Unraveling the synaptic and circuit mechanisms underlying a plasticity-driving instructive signal - PROJECT SUMMARY
Learning, fundamental to cognition, requires storing of information in flexible neural activation patterns
and synaptic weight changes (i.e., plasticity) within neuronal ensembles. These representations are
modified with experience on the timescale of seconds to minutes and even lifetimes. Although recent
pivotal work has provided insights into how population activity drives memory-guided behaviors, many
fundamental questions remain about the neural plasticity mechanisms that underlie the formation of these
representations in response to new experiences. The standard synaptic plasticity rule (i.e., spike timing-
dependent plasticity, STDP) requires precisely timed and repetitive pre- and postsynaptic activation,
which is incongruent with the seemingly chaotic activity of networks in awake behaving animals. In
contrast, behavioral timescale synaptic plasticity (BTSP), a learning rule I recently co-discovered to
underlie the development of experience-dependent spatial representations in hippocampal CA1, requires
only a single induction trial and operates on the cognitively relevant timescale of seconds. Thus, BTSP
provides one of the first biologically plausible mechanisms for how a single experience can produce
learning-related changes in brain activity. This previous research has positioned my laboratory to address
fundamental questions regarding the circuit and synaptic mechanisms underlying learning. Building upon
my published work, this proposal will test the model that the medial entorhinal cortex layer 3 (mEC3)

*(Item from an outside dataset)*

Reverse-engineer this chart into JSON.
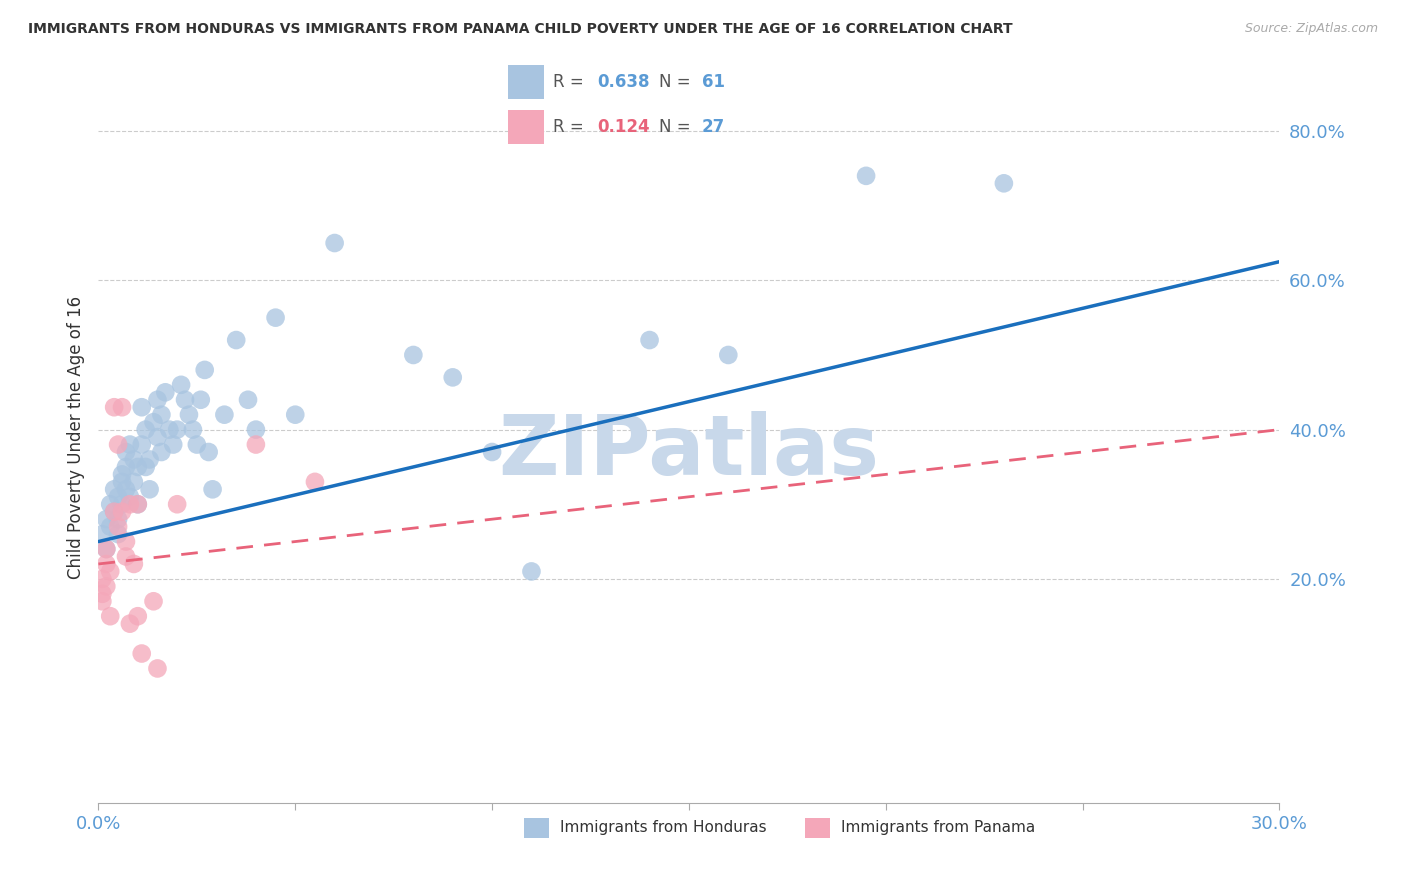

serves as an instructor, providing a context-specific target signal to CA1 neurons via their tuft dendrites,
thereby driving BTSP and directing the CA1 network in how to form a learning-related representation.
Specifically, we will determine how the mEC3 produces this target signal. We will first use extracellular
recordings with Neuropixels probes to monitor the neural activity from large populations of medial
entorhinal cortex (mEC) neurons in awake mice during a flexible spatial memory paradigm that allows
control over the learning time course. Using this approach, we will determine the flow of information
through the mEC network. Second, we will use in vivo whole-cell recordings of mEC3 neurons during the
same learning task to pinpoint the single-cell computations underlying the instructive signal. We will
identify the processes involved, which may include changes in excitability, synaptic input integration, and
plasticity. Third, we will combine activity recording techniques and optogenetics to determine the extent
to which the instructive signal is produced by local computation or inherited from upstream cortical
regions. This proposal will have a far-reaching influence on cellular, systems, and cognitive neuroscience.
As learning is a fundamental component of virtually all major brain functions, understanding the neural
algorithms of learning, from synaptic to population level neural coding, will provide a basis for
understanding how the brain performs all complex tasks that depend upon learning.